What to do with this
To check your own strategy, do not trust the equity curve and do not trust a single test. Run the four together. Hold the t-stat to 3.0, not 2.0. Deflate your Sharpe by the number of versions you actually tried, and be honest about that count. Carve off the most recent stretch of history, never let the strategy see it, and check that the edge survives. And if you ran a parameter sweep, run PBO to see how often your best settings would have flopped out-of-sample.
Then judge each piece at the level it lives at. A strategy can fall short of the solo test and still earn its seat in a portfolio, the way our both-directions Intraday sleeve does, but only if you can show what job it does that the others cannot. If you cannot name that job, the weak strategy is probably just weak, and the honest move is to simplify it or set it aside. See how the five fit together in our NQ trading strategies, or read the stop-width study for another case where the obvious backtest answer was the overfit one.
How we measured this
Instrument: CME Nasdaq-100 E-mini (NQ), $100,000 initial capital, no compounding, one to three contracts scaled by volatility. Data: TradingView list-of-trades exports from our live five-strategy book, June 2011 through June 2026, 3,505 combined trades. The per-strategy gauntlet runs on each strategy's standalone export; the t-stats (per-trade percent-return basis, the same ruler as the book's 4.9, so the two are directly comparable) and out-of-sample profit factors are produced by our own scripts and reproduce on any TradingView export of the same form.

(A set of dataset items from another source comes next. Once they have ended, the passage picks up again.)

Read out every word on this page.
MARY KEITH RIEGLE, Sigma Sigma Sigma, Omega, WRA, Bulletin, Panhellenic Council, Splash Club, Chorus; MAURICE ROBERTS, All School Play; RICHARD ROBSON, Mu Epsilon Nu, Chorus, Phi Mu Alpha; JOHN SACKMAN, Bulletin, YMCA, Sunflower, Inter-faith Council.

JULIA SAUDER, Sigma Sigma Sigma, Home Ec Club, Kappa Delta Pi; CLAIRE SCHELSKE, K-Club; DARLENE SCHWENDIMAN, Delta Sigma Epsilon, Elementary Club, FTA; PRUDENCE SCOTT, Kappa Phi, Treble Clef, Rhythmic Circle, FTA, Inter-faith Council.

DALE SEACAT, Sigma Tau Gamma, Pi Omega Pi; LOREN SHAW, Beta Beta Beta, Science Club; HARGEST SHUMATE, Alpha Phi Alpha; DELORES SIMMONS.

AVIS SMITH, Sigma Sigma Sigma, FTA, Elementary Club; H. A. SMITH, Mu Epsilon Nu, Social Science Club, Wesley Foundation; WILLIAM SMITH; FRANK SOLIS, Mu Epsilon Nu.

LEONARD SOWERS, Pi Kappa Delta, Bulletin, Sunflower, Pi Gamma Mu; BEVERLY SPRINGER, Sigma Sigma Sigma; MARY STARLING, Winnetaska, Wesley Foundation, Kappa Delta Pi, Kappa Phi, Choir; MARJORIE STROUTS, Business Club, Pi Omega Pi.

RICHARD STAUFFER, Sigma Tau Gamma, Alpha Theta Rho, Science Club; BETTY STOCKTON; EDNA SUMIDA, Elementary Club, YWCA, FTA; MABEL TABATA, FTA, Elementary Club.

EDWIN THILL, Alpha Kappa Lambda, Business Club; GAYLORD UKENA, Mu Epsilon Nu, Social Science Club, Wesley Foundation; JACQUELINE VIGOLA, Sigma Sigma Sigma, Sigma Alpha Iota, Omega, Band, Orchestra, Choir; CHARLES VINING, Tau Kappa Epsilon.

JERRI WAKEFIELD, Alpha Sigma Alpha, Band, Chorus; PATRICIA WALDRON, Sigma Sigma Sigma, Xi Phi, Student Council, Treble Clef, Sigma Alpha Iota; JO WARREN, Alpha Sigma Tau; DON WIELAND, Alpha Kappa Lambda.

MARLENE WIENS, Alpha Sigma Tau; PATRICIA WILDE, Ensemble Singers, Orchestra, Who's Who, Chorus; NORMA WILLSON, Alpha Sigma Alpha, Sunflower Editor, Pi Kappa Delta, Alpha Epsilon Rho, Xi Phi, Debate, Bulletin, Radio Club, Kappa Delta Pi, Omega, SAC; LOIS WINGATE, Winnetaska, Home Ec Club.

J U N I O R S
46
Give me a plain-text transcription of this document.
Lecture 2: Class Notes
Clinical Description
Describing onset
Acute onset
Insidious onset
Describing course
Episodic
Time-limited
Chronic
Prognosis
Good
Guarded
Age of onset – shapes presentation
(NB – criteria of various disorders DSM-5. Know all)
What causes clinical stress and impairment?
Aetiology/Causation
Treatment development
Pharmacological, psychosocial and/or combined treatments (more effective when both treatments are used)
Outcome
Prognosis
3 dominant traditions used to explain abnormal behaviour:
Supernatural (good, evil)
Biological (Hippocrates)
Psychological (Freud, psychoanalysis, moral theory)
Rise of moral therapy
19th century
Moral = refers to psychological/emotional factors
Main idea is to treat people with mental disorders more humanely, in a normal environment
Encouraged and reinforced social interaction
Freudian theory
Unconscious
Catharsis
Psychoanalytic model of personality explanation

The tests have honest limits. The Deflated Sharpe depends on an assumed number of configurations tested; we report the t-stat (which does not) as the primary verdict, and the book Deflated Sharpe of 96.2% uses a high trial count (3,000) so the deflation is conservative, not flattering. The out-of-sample window (January 2026 onward) is short by design; a five-month window is suggestive, not proof, and the per-strategy out-of-sample samples are small (8 to 53 trades each), so we will extend them as time passes. Strategy backtests before about 2011 are small-sample and we do not lean on them. These are hypothetical backtest results, not live fills. The underlying exports are our proprietary trade history, so we cannot publish the raw files, but the methods reproduce on any export, and our book-level numbers reconcile to the full tear sheet and the strategy page. The same gauntlet results sit alongside the live record on our NQ futures signals page. Plans are on the pricing page.
We trade this book live and sell access to the signals, so judge the data accordingly. This article is educational and is not investment advice. Futures trading involves substantial risk of loss and is not suitable for every investor.
Hypothetical performance disclaimer (CFTC Rule 4.41): hypothetical or simulated performance results have certain limitations. Unlike an actual performance record, simulated results do not represent actual trading. Also, since the trades have not been executed, the results may have under- or over-compensated for the impact, if any, of certain market factors, such as lack of liquidity. Simulated trading programs in general are also subject to the fact that they are designed with the benefit of hindsight. No representation is being made that any account will or is likely to achieve profit or losses similar to those shown. Past performance does not indicate future results.